Mine is neither the first nor the last story of its kind.  I am indebted to my predecessors such as Daphne Scholinski and Susanna Kaysen for their inspiring memoirs of their experiences in private mental institutions.  Ms. Scholinski’s book, The Last Time I Wore a Dress, falls on the opposite end of the gender spectrum from my own, but my tale has some similarities.  My complete book, Gender’s Hourglass, could almost be considered a blend of truthful memoir and fiction.  I based it on my own real experiences and people I’ve known and loved, though I’ve changed their names and used artistic license in crafting composite characters and dialogue.  The opinions and convictions I, as protagonist, express are indeed my own.  I hope this story may inspire others to stand for themselves in expressing who they really are.

The Institute

It was 1972.  Late February or early March I think.  The place was San Francisco, California.  And the author, myself — Mark, at that time — was there.  There in a hospital.  A mental hospital (or institution, if you prefer).  Specifically, the McAllister Neuropsychiatric Institute, within a wing of St. Margaret’s Hospital (now Medical Center) located on the corner of Stanyan and Hayes Streets in the Haight-Asbury District.  Five years after the Summer of Love; and right across the street from Golden Gate Park.   At that time my home was in San Bruno and I was in my first years of high school.  My first year of madness.  But I’m getting ahead of myself — an easy thing for a time-traveler to do!

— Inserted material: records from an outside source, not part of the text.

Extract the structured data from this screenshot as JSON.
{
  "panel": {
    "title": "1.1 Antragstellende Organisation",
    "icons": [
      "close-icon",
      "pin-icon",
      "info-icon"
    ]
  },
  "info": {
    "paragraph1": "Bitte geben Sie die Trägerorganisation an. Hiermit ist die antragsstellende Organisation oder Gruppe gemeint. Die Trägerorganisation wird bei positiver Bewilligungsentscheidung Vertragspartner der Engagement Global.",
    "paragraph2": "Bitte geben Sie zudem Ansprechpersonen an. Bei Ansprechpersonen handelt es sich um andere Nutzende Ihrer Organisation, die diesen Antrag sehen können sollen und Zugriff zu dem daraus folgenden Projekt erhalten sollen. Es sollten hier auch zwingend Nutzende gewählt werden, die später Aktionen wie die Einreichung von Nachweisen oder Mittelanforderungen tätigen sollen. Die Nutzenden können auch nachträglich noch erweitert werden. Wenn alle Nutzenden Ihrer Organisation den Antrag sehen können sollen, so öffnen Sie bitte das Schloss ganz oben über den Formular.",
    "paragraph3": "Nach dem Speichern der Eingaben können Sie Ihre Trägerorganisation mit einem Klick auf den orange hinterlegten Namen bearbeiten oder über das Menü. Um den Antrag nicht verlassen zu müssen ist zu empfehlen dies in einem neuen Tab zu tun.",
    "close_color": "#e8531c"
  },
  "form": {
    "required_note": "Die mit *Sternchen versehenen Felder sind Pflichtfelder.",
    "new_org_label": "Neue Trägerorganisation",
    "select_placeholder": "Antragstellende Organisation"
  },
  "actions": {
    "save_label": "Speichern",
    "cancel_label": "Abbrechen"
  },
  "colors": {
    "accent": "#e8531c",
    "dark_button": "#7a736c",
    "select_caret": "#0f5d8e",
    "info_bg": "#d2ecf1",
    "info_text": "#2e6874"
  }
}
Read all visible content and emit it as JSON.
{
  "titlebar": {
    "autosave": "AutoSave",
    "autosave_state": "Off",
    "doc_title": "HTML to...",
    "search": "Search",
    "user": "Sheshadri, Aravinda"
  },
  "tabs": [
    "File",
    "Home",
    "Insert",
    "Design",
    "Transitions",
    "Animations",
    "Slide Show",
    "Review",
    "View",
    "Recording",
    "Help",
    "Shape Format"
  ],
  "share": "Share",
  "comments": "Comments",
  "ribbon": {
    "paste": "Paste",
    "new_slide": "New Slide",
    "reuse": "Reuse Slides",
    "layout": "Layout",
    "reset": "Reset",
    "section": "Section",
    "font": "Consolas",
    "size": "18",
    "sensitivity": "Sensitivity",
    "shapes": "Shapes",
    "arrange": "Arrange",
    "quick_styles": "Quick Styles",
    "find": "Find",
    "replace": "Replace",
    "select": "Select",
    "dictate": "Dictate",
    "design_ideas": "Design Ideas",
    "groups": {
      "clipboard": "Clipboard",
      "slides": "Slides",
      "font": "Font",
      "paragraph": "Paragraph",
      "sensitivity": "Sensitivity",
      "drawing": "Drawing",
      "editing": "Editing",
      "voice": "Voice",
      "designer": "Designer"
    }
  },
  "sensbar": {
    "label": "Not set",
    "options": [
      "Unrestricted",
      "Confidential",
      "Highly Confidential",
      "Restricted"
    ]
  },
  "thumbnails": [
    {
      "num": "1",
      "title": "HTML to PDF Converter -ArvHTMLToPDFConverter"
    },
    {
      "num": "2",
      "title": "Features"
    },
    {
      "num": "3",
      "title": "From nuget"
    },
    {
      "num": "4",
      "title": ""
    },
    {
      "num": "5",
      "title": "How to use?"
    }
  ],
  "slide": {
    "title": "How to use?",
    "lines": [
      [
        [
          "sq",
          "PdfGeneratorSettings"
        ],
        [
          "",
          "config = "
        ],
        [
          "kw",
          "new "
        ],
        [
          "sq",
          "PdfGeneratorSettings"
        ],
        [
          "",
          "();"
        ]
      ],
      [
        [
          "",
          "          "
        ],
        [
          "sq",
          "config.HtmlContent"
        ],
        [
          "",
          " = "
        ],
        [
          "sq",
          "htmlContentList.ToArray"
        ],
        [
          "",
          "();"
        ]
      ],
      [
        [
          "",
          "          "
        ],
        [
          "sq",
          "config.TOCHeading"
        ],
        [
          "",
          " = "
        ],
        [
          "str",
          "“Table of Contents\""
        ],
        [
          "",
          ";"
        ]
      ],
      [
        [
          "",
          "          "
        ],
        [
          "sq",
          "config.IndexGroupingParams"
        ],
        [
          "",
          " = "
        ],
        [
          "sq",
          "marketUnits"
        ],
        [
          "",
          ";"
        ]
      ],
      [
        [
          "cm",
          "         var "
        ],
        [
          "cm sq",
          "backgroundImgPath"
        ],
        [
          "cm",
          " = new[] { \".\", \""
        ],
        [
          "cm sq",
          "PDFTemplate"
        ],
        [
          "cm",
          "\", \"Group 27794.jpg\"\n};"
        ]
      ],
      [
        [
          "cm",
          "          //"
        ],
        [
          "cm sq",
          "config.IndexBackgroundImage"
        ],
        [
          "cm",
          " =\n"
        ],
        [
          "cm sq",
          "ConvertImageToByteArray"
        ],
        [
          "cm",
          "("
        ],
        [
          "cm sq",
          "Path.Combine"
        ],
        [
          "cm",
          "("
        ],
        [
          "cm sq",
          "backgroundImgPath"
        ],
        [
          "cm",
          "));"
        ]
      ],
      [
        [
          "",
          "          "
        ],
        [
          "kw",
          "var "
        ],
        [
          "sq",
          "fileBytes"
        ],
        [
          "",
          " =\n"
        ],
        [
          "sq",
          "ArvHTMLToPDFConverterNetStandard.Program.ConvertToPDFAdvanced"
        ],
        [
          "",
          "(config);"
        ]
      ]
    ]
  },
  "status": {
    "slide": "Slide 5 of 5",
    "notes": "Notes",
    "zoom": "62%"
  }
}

The McAllister Institute, which still exists but is in 2011physically separate from the old St. Margaret’s hospital – now a cancer center at 2250 Hayes St. – and the much newer and larger St. Margaret’s Medical Center, uphill along Stanyan past Fulton.  The building is drab; a light industrial shade of grey.  Near the Institute’s rear, or northwest side, the ward I was on – for children and adolescents – was at ground level; but as the adjacent Grove St. went downhill from there to Hayes St., part of my ward became Level 2 with a first level below. The adult ward was above us on Level 3, with its dreaded shock therapy room (which we were all shown at least once), and bars on the outside of all the windows that are still there in 2011.